Vengo aquí a hablar de mi libro. No está mal, aunque sea durante un microsegundo, parecerse a Francisco Umbral. La semana pasada me enrosqué la boina y viajé a Madrid, en cuya Feria del Libro de El Retiro firmé ejemplares de mi 101 historias del boom del basket español.

Salió el año pasado y, en fin, se ha vendido razonablemente para los tiempos que corren, o al menos la editorial, JC, está contenta. Para mí, tras tantos años publicando en este periódico, supuso una novedad que me leyesen en ese formato, que puede parecer de otra época, pero que creo que sigue bastante vivo.
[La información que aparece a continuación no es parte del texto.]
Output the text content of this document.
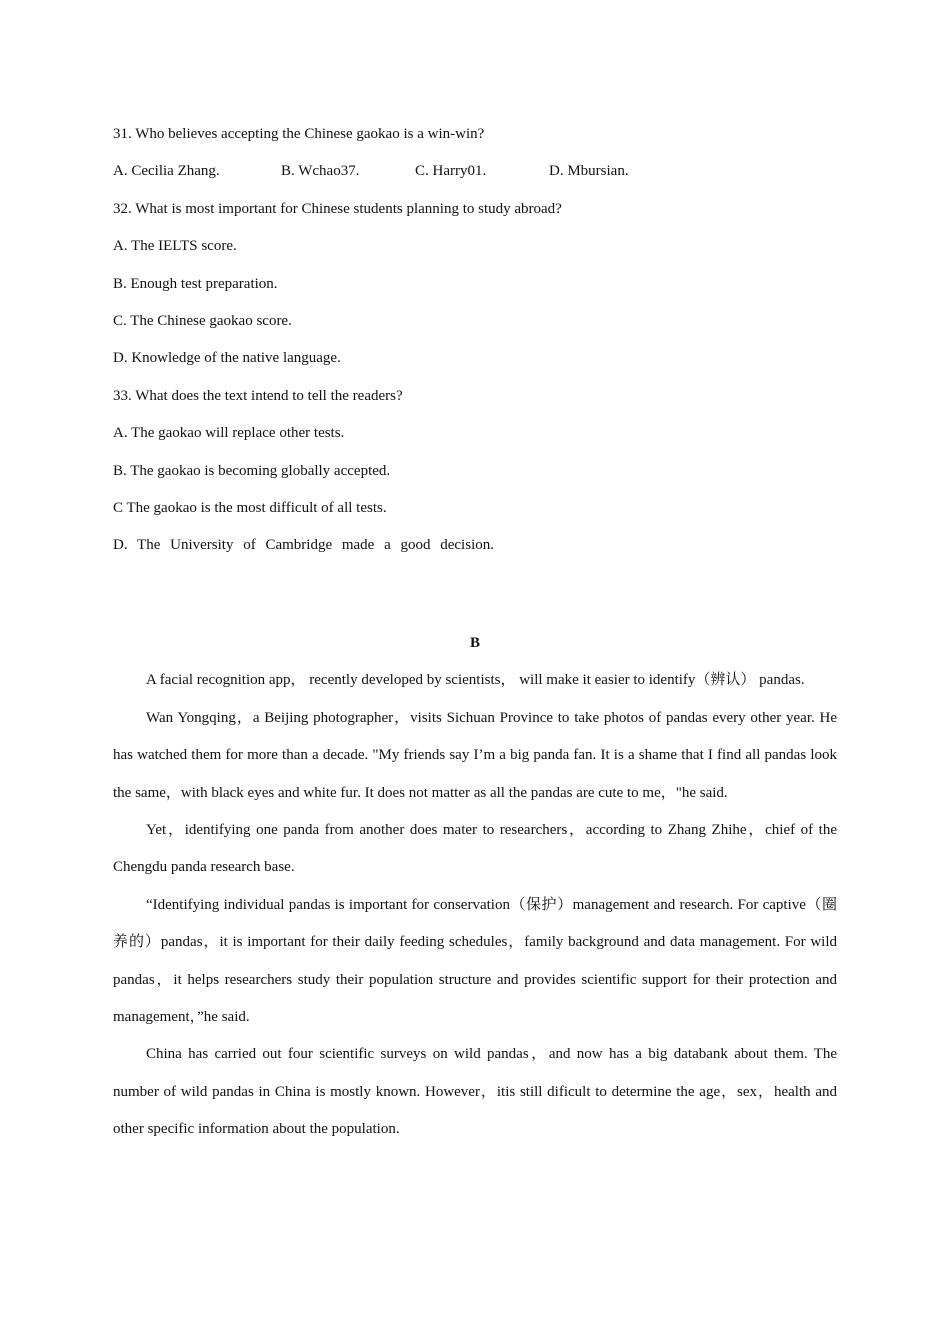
31. Who believes accepting the Chinese gaokao is a win-win?

A. Cecilia Zhang.	B. Wchao37.	C. Harry01.	D. Mbursian.

32. What is most important for Chinese students planning to study abroad?

A. The IELTS score.

B. Enough test preparation.

C. The Chinese gaokao score.

D. Knowledge of the native language.

33. What does the text intend to tell the readers?

A. The gaokao will replace other tests.

B. The gaokao is becoming globally accepted.

C The gaokao is the most difficult of all tests.

D. The University of Cambridge made a good decision.

B

A facial recognition app， recently developed by scientists， will make it easier to identify（辨认） pandas.

Wan Yongqing，a Beijing photographer，visits Sichuan Province to take photos of pandas every other year. He has watched them for more than a decade. "My friends say I’m a big panda fan. It is a shame that I find all pandas look the same，with black eyes and white fur. It does not matter as all the pandas are cute to me，"he said.

Yet，identifying one panda from another does mater to researchers，according to Zhang Zhihe，chief of the Chengdu panda research base.

“Identifying individual pandas is important for conservation（保护）management and research. For captive（圈养的）pandas，it is important for their daily feeding schedules，family background and data management. For wild pandas，it helps researchers study their population structure and provides scientific support for their protection and management，”he said.

China has carried out four scientific surveys on wild pandas，and now has a big databank about them. The number of wild pandas in China is mostly known. However，itis still dificult to determine the age，sex，health and other specific information about the population.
De hecho, el libro sigue conservando prestigio como objeto en sí. Hoy en día te regalan una caja de DVDs con la quinta temporada de Los Soprano o el último CD de Coldplay y poco menos que se lo tiras a la cara al que sea. Pero un libro sigue siendo un libro, aunque luego lo olvides en la estantería.

En este mundo de transición entre lo analógico y lo digital sigue dando una punzada de emoción ver a alguien absorto con un librito en un tren, en el banco de un parque o simplemente en el sofá de casa. El mío confieso que no es una obra maestra, pero sí algo soberanamente divertido sobre el que he recibido algunas felicitaciones de desconocidos que me han llegado al corazón.

Lo de Madrid estuvo bien, repitiendo las sensaciones del año pasado, cuando incluso vino gente a la que volví a ver tras dos décadas sin hacerlo. Mi ego regresó brutalmente satisfecho, claro. Intentaré combatir ese peligro, aunque por dentro sonrías y te digas que qué bueno eres, joder.

Resulta conmovedora la ilusión con la que alguna gente pide una dedicatoria incluso a algún don nadie como yo. Miras alrededor, ves las colas en muchas casetas y crees que hay esperanza entre tanta tecnología y tanta falta de sutileza. Que luego no los lean si les da pereza, pero que al menos los compren.